Long and Short Chain Selective Catalytic Conversion of Polysulfides Using Bimetallic Oxides Catalyst of In2o3@Nc-Co3o4 with Nitrogen-Doped Carbon for Lithium-Sulfur Cathode Materials

Lithium-sulfur (Li-S) battery is a promising energy storage technology due to its high energy density, however, severe shuttling effect and sluggish redox kinetics of lithium polysulfides (LiPSs) deteriorate the electrochemical performance of Li-S batteries. Herein, a novel sulfur host material, In2O3@NC-Co3O4, composed of nitrogen-doped carbon (NC) and bimetallic oxides catalysts (In2O3 and Co3O4), has been designed to regulate LiPSs conversion synergistically. This design leads to significant enhancement in the electrochemical performance of Li-S batteries at both room-temperature and low-temperature.

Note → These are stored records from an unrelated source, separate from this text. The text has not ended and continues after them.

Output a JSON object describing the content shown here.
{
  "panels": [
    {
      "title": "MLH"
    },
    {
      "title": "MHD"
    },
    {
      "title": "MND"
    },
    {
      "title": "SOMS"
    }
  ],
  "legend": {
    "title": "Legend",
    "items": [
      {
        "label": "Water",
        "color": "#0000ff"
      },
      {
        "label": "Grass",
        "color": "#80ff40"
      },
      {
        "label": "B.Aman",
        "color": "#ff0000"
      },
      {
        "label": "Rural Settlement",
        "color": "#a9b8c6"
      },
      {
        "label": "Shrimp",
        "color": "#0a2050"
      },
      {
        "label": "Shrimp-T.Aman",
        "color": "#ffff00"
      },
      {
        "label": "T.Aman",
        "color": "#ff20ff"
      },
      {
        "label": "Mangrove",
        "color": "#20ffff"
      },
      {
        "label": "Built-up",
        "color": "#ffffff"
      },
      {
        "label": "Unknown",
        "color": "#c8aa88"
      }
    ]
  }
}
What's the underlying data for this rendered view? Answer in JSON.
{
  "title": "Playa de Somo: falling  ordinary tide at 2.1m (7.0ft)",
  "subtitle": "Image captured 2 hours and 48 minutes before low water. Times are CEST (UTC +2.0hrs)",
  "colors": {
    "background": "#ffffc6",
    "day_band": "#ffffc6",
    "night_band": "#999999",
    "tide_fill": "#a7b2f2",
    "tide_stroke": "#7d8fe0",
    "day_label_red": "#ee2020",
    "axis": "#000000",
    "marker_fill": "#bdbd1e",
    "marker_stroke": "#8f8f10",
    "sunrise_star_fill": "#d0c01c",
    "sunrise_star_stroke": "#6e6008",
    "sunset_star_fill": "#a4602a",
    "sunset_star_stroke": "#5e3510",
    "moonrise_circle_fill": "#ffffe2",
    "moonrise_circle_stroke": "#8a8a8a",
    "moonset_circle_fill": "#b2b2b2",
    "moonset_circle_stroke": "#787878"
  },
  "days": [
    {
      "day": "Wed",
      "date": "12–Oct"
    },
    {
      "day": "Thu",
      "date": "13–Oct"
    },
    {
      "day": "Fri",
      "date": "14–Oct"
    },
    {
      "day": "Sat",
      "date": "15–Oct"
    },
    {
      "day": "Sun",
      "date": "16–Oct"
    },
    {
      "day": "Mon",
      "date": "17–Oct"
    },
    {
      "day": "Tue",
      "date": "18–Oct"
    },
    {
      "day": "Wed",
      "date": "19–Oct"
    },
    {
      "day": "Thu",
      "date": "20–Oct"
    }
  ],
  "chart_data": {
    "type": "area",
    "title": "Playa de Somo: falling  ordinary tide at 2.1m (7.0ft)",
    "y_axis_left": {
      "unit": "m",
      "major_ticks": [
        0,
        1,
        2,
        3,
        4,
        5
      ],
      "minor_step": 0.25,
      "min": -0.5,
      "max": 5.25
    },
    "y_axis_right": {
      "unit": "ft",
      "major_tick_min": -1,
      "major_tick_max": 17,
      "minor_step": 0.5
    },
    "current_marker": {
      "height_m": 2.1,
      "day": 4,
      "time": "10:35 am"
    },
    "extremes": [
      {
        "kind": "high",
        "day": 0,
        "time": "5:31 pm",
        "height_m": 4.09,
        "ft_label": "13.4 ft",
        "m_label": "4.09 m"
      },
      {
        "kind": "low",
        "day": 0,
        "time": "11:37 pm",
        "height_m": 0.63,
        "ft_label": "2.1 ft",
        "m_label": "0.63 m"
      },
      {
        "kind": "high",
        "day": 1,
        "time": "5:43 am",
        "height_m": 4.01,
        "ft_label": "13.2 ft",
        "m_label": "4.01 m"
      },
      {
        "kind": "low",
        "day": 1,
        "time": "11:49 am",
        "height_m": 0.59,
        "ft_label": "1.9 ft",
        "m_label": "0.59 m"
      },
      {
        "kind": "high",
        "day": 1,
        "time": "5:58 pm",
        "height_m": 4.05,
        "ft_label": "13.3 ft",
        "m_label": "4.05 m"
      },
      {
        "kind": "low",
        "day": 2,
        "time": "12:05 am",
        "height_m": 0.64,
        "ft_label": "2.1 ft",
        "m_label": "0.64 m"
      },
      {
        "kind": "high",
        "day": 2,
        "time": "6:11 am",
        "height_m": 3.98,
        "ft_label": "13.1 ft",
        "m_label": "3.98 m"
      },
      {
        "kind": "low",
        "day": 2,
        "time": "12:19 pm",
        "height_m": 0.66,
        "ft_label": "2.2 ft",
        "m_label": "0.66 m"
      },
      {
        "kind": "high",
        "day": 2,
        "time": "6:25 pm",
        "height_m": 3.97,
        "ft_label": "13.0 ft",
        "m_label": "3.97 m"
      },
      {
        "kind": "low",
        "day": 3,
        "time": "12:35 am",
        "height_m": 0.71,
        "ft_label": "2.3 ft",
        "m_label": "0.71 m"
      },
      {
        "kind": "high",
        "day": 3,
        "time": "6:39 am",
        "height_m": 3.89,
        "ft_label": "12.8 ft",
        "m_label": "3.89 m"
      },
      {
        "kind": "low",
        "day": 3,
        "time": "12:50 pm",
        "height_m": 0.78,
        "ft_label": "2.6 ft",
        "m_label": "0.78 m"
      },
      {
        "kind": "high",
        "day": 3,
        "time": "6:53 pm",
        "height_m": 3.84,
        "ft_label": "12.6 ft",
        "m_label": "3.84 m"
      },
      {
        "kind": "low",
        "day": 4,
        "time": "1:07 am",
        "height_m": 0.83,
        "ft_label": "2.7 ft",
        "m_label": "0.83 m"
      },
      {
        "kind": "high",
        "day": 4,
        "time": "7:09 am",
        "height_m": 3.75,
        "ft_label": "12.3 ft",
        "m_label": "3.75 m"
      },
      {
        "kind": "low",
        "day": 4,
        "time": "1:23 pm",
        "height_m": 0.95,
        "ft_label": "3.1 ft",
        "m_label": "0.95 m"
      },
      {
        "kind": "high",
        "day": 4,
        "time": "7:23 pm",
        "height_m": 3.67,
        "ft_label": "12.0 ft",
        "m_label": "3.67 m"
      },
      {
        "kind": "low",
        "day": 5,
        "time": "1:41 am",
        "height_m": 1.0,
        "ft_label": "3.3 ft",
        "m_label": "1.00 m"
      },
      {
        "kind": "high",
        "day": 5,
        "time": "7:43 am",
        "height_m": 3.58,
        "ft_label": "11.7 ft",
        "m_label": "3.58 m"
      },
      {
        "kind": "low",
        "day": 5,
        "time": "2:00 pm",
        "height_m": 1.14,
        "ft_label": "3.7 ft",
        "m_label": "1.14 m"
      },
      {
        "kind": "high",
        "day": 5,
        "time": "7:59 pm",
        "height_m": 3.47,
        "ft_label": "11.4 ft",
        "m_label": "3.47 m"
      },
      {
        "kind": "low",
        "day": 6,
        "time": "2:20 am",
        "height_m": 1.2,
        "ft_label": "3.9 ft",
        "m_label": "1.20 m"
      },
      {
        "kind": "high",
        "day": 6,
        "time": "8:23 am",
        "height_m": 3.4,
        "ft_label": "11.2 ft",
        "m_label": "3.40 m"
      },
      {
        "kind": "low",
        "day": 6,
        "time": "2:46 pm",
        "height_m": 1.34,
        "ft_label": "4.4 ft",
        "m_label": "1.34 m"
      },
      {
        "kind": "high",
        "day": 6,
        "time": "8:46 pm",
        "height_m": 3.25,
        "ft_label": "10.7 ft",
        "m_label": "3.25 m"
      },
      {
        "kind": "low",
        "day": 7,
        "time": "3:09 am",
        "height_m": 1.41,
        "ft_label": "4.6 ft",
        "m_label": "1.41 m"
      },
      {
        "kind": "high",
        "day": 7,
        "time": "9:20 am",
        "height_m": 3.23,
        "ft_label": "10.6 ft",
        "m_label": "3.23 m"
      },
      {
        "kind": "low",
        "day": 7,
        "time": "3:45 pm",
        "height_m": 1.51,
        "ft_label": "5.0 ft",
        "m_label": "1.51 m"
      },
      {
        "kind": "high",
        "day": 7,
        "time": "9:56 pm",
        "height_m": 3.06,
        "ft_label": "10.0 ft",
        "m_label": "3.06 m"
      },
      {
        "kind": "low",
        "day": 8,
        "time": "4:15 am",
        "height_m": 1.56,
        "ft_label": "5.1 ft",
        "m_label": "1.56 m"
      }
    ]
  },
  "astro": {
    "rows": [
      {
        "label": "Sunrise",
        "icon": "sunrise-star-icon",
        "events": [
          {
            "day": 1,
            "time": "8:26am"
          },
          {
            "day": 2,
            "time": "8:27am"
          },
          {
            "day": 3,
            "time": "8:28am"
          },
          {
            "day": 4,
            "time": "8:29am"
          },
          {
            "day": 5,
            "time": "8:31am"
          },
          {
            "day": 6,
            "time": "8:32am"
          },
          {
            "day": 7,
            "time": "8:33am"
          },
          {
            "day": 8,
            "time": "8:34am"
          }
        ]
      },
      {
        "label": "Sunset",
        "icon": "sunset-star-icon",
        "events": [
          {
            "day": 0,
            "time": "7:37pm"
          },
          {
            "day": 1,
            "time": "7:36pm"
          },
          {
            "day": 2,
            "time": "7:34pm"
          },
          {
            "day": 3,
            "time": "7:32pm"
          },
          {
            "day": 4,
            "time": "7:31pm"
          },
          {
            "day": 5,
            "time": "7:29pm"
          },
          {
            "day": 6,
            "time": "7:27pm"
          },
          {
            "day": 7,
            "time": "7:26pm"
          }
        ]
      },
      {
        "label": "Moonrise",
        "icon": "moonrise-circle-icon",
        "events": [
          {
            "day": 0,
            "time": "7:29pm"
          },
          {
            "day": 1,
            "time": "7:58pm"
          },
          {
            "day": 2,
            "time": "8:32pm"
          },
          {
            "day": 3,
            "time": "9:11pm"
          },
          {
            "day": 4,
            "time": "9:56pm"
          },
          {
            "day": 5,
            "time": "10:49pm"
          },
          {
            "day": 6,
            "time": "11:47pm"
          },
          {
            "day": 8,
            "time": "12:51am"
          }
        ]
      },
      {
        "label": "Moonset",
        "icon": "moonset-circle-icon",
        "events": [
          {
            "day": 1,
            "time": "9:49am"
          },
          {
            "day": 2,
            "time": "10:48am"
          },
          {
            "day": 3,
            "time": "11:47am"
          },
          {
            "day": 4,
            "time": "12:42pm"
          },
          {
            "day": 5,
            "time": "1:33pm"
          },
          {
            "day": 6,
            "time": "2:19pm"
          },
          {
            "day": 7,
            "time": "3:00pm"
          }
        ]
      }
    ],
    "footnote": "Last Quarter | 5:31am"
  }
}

Specifically, the introduction of NC improved the electron transport of the materials and enhanced the electrochemical performance. Furthermore, the polar In2O3 and Co3O4 anchor both long and short chain LiPSs, and catalyze long-chain and short-chain LiPSs respectively. Consequently, the assembled Li-S battery with In2O3@NC-Co3O4 cathode materials delivered excellent discharge capacity of 1042.4 mAh g-1 at 1C, and high capacity retention of 85.1% after 500 cycles. Impressively, the In2O3@NC-Co3O4 cathode displays superior performances at high current density and low temperature due to the enhanced redox kinetics, delivering 756 mAh g-1 at 2 C and room temperature and 755 mAh g-1 at 0.1 C and -20 °C. This study presents a feasible approach for synergistically catalyzing LiPSs conversion and facilitates the development of Li-S battery for low-temperature energy storage devices.